Observa-se ainda que um debate forte internacionalmente não é encontrado nas pesquisas brasileiras: a participação da sociedade civil. Ligado a questões de representatividade e legitimidade das ações burocráticas, esse é um fator pouco explorado no Brasil, pois os estudos tomam a população como usuária de serviços públicos e não como participante ativa nas decisões no âmbito das políticas públicas. No Brasil, não foram encontrados estudos voltados ao debate sobre insulamento burocrático e suas implicações para a legitimidade burocrática. As pesquisas nacionais abordam questões mais práticas em determinados contextos de políticas públicas.
CONTRA FATOS NÃO HÁ ARGUMENTOS: OS NÚMEROS DAS BUROCRACIAS SUBNACIONAIS
O federalismo descentralizado implementado no Brasil desde o final da década de 1980 não pode ser dissociado dos efeitos que produziu na organização das burocracias subnacionais. As consequências vêm se manifestando em muitas dimensões que impactam tanto o funcionamento da administração, quanto a gestão financeira de estados e municípios. Nesse particular, desde que o Atlas do Estado Brasileiro passou a divulgar dados sobre os governos subnacionais, as possibilidades para a compreensão dessa realidade qualificaram-se muito.

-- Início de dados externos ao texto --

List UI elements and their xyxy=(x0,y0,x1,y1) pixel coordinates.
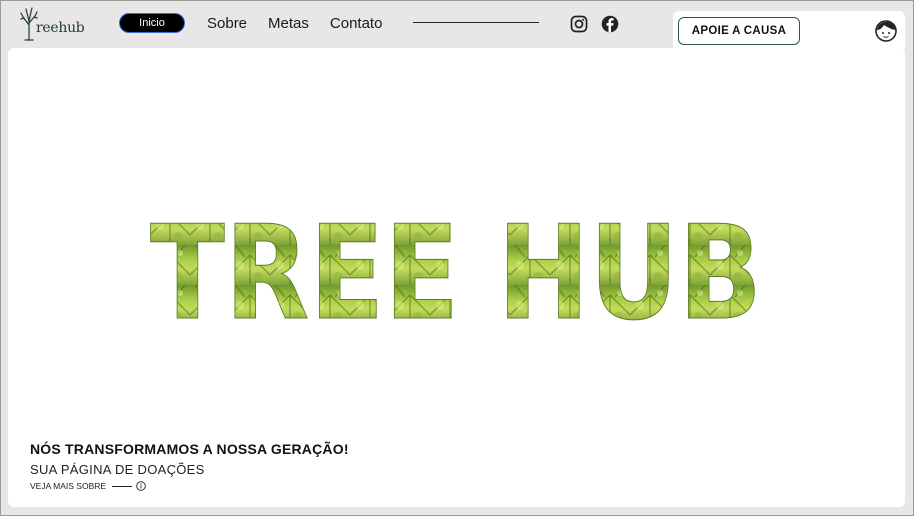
hero-title-text: TREE HUB xyxy=(150,205,762,327)
nav-item-inicio[interactable]: Inicio xyxy=(119,13,185,33)
facebook-icon[interactable] xyxy=(601,15,619,33)
hero-subtitle: SUA PÁGINA DE DOAÇÕES xyxy=(30,462,205,477)
nav-item-sobre[interactable]: Sobre xyxy=(207,15,247,32)
instagram-icon[interactable] xyxy=(570,15,588,33)
see-more-line xyxy=(112,485,133,487)
support-cause-button[interactable]: APOIE A CAUSA xyxy=(678,17,800,45)
header-divider xyxy=(413,22,539,23)
nav-item-metas[interactable]: Metas xyxy=(268,15,309,32)
info-icon xyxy=(136,481,146,491)
nav-item-contato[interactable]: Contato xyxy=(330,15,383,32)
see-more-label: VEJA MAIS SOBRE xyxy=(30,481,107,491)
hero-title: TREE HUB xyxy=(150,205,763,327)
hero-tagline: NÓS TRANSFORMAMOS A NOSSA GERAÇÃO! xyxy=(30,441,349,457)
user-avatar-icon[interactable] xyxy=(875,20,897,42)
see-more-link[interactable]: VEJA MAIS SOBRE xyxy=(30,481,146,491)
main-nav: Inicio Sobre Metas Contato xyxy=(119,13,382,33)
brand-logo[interactable]: reehub xyxy=(20,6,85,42)
brand-name: reehub xyxy=(36,20,85,36)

As bases de dados disponibilizadas pelo Instituto Brasileiro de Geografia e Estatística (IBGE) (Pesquisa de Informações Básicas Municipais - MUNIC - para os municípios com informações abertas para todas as localidades desde 2004 e Pesquisa de Informações Básicas Estaduais - ESTADIC - para os Estados com dados sobre os vinte e sete governos estaduais) e da Secretaria do Tesouro Nacional/ Sistema de Informações Contábeis e Fiscais do Setor Público Brasileiro (STN/SICONFI), essas são as duas fontes públicas mais utilizadas para o estudo das burocracias subnacionais. Essa seção se apoia nessas informações para descrever a realidade do funcionalismo público estadual e municipal no contexto do federalismo descentralizado de forma comparada com o governo central. Os dados utilizados para essa discussão são: evolução do contingente de servidores estaduais e municipais, remuneração média, níveis de escolaridade e informações sobre desigualdade salarial conforme o gênero no funcionalismo público.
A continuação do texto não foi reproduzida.